# Need room/house mate in SB County



## Teknokid (Jun 1, 2002)

I am planning to move to Santa Barbara County and was wondering if anyone needs a roommate or was going to move and cant afford rent on their own. I'd prefer someone who owns a nissan that way we have something in common. Girls preferibly cause their cleaner and two dirty people dont mix (let me think about this for a while).


----------



## bugnlv (Jun 24, 2003)

lol sorry im in riverside county


----------



## TheVodKA (Sep 19, 2002)

If I were to move, then I would in turn lose my source of income


----------



## Teknokid (Jun 1, 2002)

How about anyone in Ventura County?


----------



## Lisa (Jul 27, 2002)

why dont u move in with Karla????????


----------



## Teknokid (Jun 1, 2002)

Lisa said:


> *why dont u move in with Karla???????? *


Cause she lives on campus, we might move in later next semester.


----------



## LIUSPEED (May 29, 2002)

chris look in the penny savers of Santa Barbara County.
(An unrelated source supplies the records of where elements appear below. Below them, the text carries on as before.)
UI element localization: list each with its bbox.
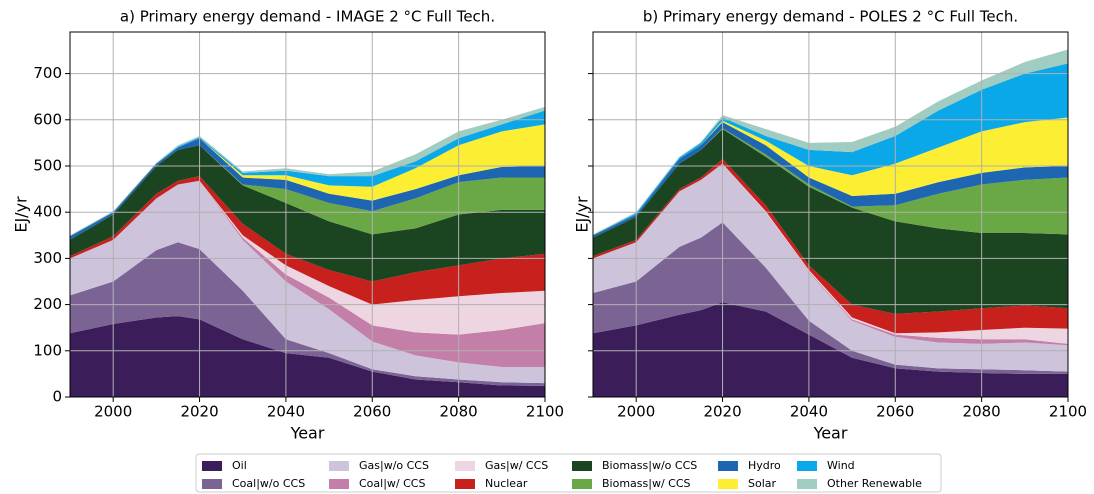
y-tick-label: 300 xyxy=(33,249,62,267)
legend-label: Coal|w/o CCS xyxy=(232,477,305,490)
area xyxy=(70,138,545,240)
x-axis-label: Year xyxy=(813,424,848,443)
x-tick-label: 2060 xyxy=(353,403,391,421)
area xyxy=(70,316,545,397)
legend-label: Other Renewable xyxy=(827,477,922,490)
area xyxy=(593,128,1068,238)
area xyxy=(70,145,545,282)
legend-swatch xyxy=(718,461,738,471)
legend-box xyxy=(195,453,942,493)
x-tick-label: 2060 xyxy=(876,403,914,421)
legend-label: Oil xyxy=(232,459,247,472)
x-tick-label: 2080 xyxy=(963,403,1001,421)
area xyxy=(70,106,545,237)
legend-swatch xyxy=(572,461,592,471)
legend-swatch xyxy=(455,461,475,471)
area xyxy=(593,302,1068,397)
y-axis-label: EJ/yr xyxy=(573,196,592,233)
area xyxy=(70,180,545,367)
x-tick-label: 2000 xyxy=(94,403,132,421)
y-tick-label: 200 xyxy=(33,295,62,313)
area xyxy=(70,180,545,384)
x-tick-label: 2080 xyxy=(440,403,478,421)
x-tick-label: 2000 xyxy=(617,403,655,421)
area xyxy=(593,222,1068,374)
area xyxy=(593,129,1068,314)
area xyxy=(70,145,545,240)
x-tick-label: 2040 xyxy=(267,403,305,421)
x-tick-label: 2020 xyxy=(703,403,741,421)
legend-swatch xyxy=(718,479,738,489)
legend-swatch xyxy=(572,479,592,489)
legend-label: Solar xyxy=(748,477,777,490)
x-tick-label: 2040 xyxy=(790,403,828,421)
y-tick-label: 100 xyxy=(33,341,62,359)
legend-swatch xyxy=(797,479,817,489)
area xyxy=(70,180,545,335)
area xyxy=(593,49,1068,236)
legend-label: Biomass|w/o CCS xyxy=(602,459,697,472)
x-tick-label: 2020 xyxy=(180,403,218,421)
legend-label: Gas|w/ CCS xyxy=(485,459,548,472)
legend-swatch xyxy=(202,479,222,489)
legend-label: Gas|w/o CCS xyxy=(359,459,429,472)
area xyxy=(593,117,1068,236)
legend-label: Wind xyxy=(827,459,855,472)
legend-swatch xyxy=(329,461,349,471)
area xyxy=(593,159,1068,334)
area xyxy=(593,63,1068,236)
plot-frame xyxy=(69,31,546,398)
area xyxy=(593,122,1068,238)
plot-frame xyxy=(592,31,1069,398)
legend-swatch xyxy=(455,479,475,489)
legend-label: Hydro xyxy=(748,459,781,472)
x-tick-label: 2100 xyxy=(1049,403,1087,421)
y-tick-label: 500 xyxy=(33,156,62,174)
y-tick-label: 0 xyxy=(52,388,62,406)
legend-label: Coal|w/ CCS xyxy=(359,477,425,490)
y-tick-label: 400 xyxy=(33,203,62,221)
legend-swatch xyxy=(329,479,349,489)
y-tick-label: 600 xyxy=(33,110,62,128)
x-axis-label: Year xyxy=(290,424,325,443)
area xyxy=(70,242,545,386)
chart-title: b) Primary energy demand - POLES 2 °C Fu… xyxy=(643,8,1018,26)
legend-label: Nuclear xyxy=(485,477,528,490)
legend-swatch xyxy=(797,461,817,471)
area xyxy=(593,163,1068,372)
area xyxy=(70,124,545,237)
legend-swatch xyxy=(202,461,222,471)
chart-title: a) Primary energy demand - IMAGE 2 °C Fu… xyxy=(120,8,495,26)
area xyxy=(70,176,545,305)
y-axis-label: EJ/yr xyxy=(12,196,31,233)
y-tick-label: 700 xyxy=(33,64,62,82)
legend-label: Biomass|w/ CCS xyxy=(602,477,691,490)
x-tick-label: 2100 xyxy=(526,403,564,421)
look under the rooms for rent u can usually find great deals on a room or apartments.


----------



## Teknokid (Jun 1, 2002)

I dont live there so i cant get them.


----------



## Token Moron (Mar 28, 2003)

lol


----------



## bugnlv (Jun 24, 2003)

ask someone who lives there to send one or check pennysaverusa.com !!!!!!!!!!!


----------



## LIUSPEED (May 29, 2002)

bugnlv said:


> *ask someone who lives there to send one or check pennysaverusa.com !!!!!!!!!!! *


yea search pennysaverusa.com

same thing as penny saver paper.

go to one of the 7-11 around that area they usually have some that or the albertsons or some grocery store around there that might have some.


----------